Japan-based Seven & i Holdings Co. Ltd., the parent company for 7-Eleven stores, has agreed to divest and sell some of its chain of stores in its proposed acquisition of $3.3 billion for 1,100 Sunoco LP outlets, announced the Federal Trade Commission on Friday.

Under the consent agreement terms, 7-Eleven is to sell 26 of its retail fuel outlets that it already owns to Sunoco, and Sunoco would retain 33 of the fuel outlets that otherwise 7-Eleven would have acquired.

The federal agency said that without these sales taking place, the acquisition would hurt competition in 20 metropolitan areas across 76 local markets and possibly result in prices increasing. This deal between 7-Eleven and Sunoco was first announced back in April of 2017.

In addition, the FTC said that without its conditions, 7-Eleven would hold a monopoly in certain markets. This deal will help to preserve the competition, as Sunoco will be converting its stations that it retained as well as those it acquired from 7-Eleven from sites that were company owned to one that independent operators will run.

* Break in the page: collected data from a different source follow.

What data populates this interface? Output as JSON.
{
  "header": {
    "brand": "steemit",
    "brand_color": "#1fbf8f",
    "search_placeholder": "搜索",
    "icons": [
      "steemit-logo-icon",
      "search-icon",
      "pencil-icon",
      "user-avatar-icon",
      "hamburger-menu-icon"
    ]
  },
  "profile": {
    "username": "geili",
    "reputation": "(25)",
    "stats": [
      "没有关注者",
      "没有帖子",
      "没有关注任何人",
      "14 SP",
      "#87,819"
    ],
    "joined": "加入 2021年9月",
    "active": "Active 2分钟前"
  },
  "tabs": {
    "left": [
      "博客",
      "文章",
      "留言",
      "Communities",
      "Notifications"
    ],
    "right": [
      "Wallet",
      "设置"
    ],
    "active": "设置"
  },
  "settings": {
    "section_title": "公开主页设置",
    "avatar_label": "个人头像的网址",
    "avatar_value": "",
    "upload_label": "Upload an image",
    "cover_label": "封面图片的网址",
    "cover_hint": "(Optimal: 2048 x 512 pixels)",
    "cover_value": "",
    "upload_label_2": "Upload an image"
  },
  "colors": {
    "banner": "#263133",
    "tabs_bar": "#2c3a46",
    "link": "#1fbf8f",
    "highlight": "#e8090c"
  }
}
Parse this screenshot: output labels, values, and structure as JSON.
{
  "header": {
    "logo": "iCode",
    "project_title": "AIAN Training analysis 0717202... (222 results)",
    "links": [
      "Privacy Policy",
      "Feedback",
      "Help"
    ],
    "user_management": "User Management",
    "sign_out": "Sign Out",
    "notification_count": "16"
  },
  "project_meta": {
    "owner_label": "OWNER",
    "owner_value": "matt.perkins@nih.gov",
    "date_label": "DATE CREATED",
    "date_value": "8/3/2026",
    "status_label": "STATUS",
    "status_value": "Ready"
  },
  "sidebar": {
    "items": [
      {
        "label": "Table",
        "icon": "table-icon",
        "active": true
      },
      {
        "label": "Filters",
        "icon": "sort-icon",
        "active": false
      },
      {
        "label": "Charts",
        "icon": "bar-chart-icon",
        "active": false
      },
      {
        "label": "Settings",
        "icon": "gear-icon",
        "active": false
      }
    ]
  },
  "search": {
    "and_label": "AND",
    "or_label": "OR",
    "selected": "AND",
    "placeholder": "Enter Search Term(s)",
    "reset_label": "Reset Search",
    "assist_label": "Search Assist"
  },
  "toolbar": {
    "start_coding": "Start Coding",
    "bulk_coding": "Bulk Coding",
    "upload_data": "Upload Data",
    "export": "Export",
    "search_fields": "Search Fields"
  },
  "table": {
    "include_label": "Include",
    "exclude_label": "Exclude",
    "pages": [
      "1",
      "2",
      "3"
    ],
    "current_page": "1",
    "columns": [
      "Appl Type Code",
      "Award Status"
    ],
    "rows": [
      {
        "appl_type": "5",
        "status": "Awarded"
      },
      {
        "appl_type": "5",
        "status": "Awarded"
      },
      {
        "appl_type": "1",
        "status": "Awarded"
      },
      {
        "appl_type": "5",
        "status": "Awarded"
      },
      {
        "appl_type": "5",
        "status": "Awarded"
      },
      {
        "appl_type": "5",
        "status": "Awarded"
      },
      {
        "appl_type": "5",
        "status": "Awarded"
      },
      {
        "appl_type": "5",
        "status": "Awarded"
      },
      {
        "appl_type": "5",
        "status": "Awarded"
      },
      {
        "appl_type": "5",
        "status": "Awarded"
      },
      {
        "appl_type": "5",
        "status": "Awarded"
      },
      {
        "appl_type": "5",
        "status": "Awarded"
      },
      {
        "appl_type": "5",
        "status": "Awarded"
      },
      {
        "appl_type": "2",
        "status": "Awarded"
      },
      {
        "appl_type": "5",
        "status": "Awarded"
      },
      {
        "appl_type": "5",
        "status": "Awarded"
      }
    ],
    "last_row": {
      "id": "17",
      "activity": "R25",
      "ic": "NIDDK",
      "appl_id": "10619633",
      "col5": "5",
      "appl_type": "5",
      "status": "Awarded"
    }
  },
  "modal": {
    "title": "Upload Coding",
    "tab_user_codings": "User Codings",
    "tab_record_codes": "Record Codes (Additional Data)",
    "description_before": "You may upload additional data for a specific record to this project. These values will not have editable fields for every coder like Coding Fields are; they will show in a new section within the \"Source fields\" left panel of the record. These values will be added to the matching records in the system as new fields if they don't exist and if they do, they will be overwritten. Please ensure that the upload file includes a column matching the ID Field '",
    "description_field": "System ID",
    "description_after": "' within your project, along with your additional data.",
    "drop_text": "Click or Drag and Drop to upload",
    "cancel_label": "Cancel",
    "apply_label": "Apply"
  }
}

The remedy preserves the competition the way it exists today, to ensure that the divestiture assets are going to a largescale viable competitor and that they lower the costs and risks associated with the asset integration, said the FTC.

The network of 7-Eleven stores in the U.S. includes 8,500 stores across 35 states, with over 1,000 of them company operated.

Without the divestitures the FTC said that several places would have markets that would now be uncompetitive including in areas of Buffalo, New York; Boston, Mass; Miami, Florida; Fort Myers, Florida; Richmond, Virginia; and the Washington, D.C. metropolitan area.

Under this new agreement reached, 7-Eleven must give notice for a period of 10 years of plans in acquiring additional outlets across the 76 different local areas.

Sunoco announced it would be selling 1,000 of its convenience stores in the U.S. to 7-Eleven so it could focus on its business of fuel supply. In November, Sunoco said during one of its earnings calls that it hoped the transaction would be closed prior to the end of 2017, but said that it might be pushed back into the 2018 first quarter but depended upon the reviews being made by regulators.